Friday, November 15, 2013

Masculinity and Madness

KILL LIST (2011)

The final third of KILL LIST descents into a WICKER MAN-like nightmare, with a climactic nod to A SERBIAN FILM.

IRAQ War veteran Jay (Neil Maskell)'s mood swings and unemployment are causing frictions with wife Shel (MyAnna Buring), and disrupting their connection to seven-year-old son Sam (Harry Simpson). After a dinner party with fellow vet Gal (Michael Smiley) and his new girlfriend Fiona (Emma Fryer) is also disrupted by an argument, Gal invites Jay to renew their partnership as hitmen. Made to sign a contract in blood, the duo are given targets by a strange syndicate: a priest who may or may not have links to paedophilia, a librarian with violent videos, and an MP who lives in a secluded mansion. After Gal is fatally stabbed by one of many pagan celebrants near the MP's dwelling, Jay is forced into a knife fight with a masked 'hunchback', which ends with him being crowned by the cultists.

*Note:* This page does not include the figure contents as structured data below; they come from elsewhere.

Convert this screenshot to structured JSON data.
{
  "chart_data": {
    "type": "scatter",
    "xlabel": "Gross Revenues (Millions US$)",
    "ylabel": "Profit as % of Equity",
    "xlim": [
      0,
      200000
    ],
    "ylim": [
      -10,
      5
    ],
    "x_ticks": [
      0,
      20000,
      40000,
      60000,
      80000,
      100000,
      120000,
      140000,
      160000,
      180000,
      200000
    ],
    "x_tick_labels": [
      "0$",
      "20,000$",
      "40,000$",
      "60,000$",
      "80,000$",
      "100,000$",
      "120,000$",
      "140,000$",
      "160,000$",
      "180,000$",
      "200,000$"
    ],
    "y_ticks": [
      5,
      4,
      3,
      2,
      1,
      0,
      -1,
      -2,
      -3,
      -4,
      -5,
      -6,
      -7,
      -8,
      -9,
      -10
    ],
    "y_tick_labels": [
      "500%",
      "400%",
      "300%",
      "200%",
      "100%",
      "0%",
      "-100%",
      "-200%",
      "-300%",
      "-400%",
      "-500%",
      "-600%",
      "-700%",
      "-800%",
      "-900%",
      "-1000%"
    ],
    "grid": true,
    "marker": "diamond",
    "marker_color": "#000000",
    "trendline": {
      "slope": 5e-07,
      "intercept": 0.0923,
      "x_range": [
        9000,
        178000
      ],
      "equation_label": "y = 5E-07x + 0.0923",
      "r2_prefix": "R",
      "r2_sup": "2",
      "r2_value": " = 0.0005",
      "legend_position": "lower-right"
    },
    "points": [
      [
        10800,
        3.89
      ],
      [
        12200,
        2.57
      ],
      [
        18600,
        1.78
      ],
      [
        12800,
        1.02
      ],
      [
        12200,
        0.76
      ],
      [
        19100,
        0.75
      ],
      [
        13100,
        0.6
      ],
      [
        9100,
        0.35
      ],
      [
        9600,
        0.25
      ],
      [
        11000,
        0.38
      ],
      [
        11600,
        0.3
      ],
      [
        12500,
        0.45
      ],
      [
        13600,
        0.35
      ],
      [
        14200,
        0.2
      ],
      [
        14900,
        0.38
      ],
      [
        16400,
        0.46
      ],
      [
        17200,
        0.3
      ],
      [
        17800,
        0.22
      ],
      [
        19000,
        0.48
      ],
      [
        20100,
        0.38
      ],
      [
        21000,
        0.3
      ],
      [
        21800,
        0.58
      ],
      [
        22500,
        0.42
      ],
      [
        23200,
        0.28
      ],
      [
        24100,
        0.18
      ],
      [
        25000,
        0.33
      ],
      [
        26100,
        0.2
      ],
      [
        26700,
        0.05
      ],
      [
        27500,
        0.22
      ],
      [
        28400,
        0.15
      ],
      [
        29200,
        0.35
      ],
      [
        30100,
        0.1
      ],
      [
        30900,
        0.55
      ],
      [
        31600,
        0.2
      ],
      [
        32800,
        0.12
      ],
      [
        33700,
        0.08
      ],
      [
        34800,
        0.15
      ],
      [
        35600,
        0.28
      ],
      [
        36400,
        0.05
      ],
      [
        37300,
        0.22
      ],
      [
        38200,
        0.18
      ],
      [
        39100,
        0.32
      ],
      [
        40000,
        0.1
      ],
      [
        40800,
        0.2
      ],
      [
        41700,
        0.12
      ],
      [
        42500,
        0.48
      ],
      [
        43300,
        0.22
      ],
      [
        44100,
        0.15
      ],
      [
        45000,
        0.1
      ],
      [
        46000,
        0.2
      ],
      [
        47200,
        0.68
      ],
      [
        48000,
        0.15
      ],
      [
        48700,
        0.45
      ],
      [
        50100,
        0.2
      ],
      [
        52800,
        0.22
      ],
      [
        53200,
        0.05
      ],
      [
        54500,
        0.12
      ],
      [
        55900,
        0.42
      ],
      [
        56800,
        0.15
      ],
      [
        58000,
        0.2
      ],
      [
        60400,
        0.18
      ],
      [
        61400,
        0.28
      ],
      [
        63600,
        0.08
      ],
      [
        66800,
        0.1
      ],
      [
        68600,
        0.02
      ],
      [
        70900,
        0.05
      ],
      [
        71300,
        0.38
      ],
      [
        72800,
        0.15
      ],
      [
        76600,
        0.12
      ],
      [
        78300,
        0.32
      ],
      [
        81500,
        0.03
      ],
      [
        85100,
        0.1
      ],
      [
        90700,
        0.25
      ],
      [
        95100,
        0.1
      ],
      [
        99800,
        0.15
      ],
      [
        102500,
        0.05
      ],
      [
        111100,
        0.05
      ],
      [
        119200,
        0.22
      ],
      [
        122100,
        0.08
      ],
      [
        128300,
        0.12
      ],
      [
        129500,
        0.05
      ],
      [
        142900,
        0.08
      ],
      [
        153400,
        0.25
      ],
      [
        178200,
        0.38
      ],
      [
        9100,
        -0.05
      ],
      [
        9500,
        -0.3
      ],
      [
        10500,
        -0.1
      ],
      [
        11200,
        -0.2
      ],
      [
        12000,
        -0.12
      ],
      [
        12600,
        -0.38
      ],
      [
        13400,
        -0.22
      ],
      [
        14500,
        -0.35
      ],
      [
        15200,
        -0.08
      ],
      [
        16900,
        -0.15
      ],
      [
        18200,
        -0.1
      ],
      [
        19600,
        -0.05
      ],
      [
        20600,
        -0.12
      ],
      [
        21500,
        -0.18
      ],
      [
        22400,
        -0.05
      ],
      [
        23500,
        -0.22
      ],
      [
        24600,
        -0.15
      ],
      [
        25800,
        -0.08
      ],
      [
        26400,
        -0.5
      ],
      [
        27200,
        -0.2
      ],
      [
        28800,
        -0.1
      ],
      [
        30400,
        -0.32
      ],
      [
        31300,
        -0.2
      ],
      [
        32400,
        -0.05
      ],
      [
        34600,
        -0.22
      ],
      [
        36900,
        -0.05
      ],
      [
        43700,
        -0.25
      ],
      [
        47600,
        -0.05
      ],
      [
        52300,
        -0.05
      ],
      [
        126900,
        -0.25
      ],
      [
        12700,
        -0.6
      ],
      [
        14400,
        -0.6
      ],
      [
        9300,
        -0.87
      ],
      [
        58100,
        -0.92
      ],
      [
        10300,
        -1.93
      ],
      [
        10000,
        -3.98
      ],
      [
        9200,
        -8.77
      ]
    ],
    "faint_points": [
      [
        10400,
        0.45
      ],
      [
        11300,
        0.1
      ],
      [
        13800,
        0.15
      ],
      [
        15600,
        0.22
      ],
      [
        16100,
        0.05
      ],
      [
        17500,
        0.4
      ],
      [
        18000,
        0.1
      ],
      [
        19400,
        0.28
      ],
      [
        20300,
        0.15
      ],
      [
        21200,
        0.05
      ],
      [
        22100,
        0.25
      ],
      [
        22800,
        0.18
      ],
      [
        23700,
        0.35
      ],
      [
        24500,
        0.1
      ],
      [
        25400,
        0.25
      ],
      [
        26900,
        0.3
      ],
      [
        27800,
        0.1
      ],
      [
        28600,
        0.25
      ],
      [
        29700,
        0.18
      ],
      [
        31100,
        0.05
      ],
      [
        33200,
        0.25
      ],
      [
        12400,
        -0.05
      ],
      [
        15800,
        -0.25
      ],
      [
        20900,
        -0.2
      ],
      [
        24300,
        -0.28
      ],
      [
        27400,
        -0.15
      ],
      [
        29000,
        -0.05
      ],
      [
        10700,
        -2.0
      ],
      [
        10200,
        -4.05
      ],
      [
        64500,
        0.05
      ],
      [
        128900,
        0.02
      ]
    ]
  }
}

This Warp X/Rook visceral genre-bending horror, shot around Sheffield, is the second feature from writer/director Ben Wheatley after 2009's DOWN TERRACE. The reactions and strange dialogue by people on the 'kill list', together with a bizarre visit to the doctors, enhance Jay's - and the viewer's - disorientation (the priest and librarian both thank their executioners). We share the emotional roller-coaster because the kitchen sink naturalism draws you to the characters before the brutality feeds in. Shel is trying to hold her family together despite financial worries and Jay's confrontational demeanour, while Jay struggles to control his psychosis (possibly post-traumatic stress, or mental scars from a 'job' in Kiev). A conclusion that the hitmen have been victims of an entrapment at the hands of the mysterious Client (Struan Rodger) still cannot explain all of the ambiguities, especially when the latter refers to "reconstruction."

Lambs to the slaughter: Michael Smiley and Neil Maskell play hitmen haunted by the past in this surreal offering.

KILL LIST is an artfully constructed shocker, exploring Wheatley's preference for a sinister Olde England. This metaphysical existence where the landscape has a deep-rooted preference for bad vibes is a notion further explored in his next film SIGHTSEERS, and taken to its zenith with A FIELD IN ENGLAND. The filmmaker is arguably the greatest British talent to emerge since Ken Russell or Lindsay Anderson, an audacious creative force which produces works that defy any fixed categorisation. Next up for Wheatley are the first two episodes of Peter Capaldi's DOCTOR WHO tenure, and a film adaptation of J.G. Ballard's 1975 novel HIGH-RISE, which offers him an urban setting to warp the human psyche.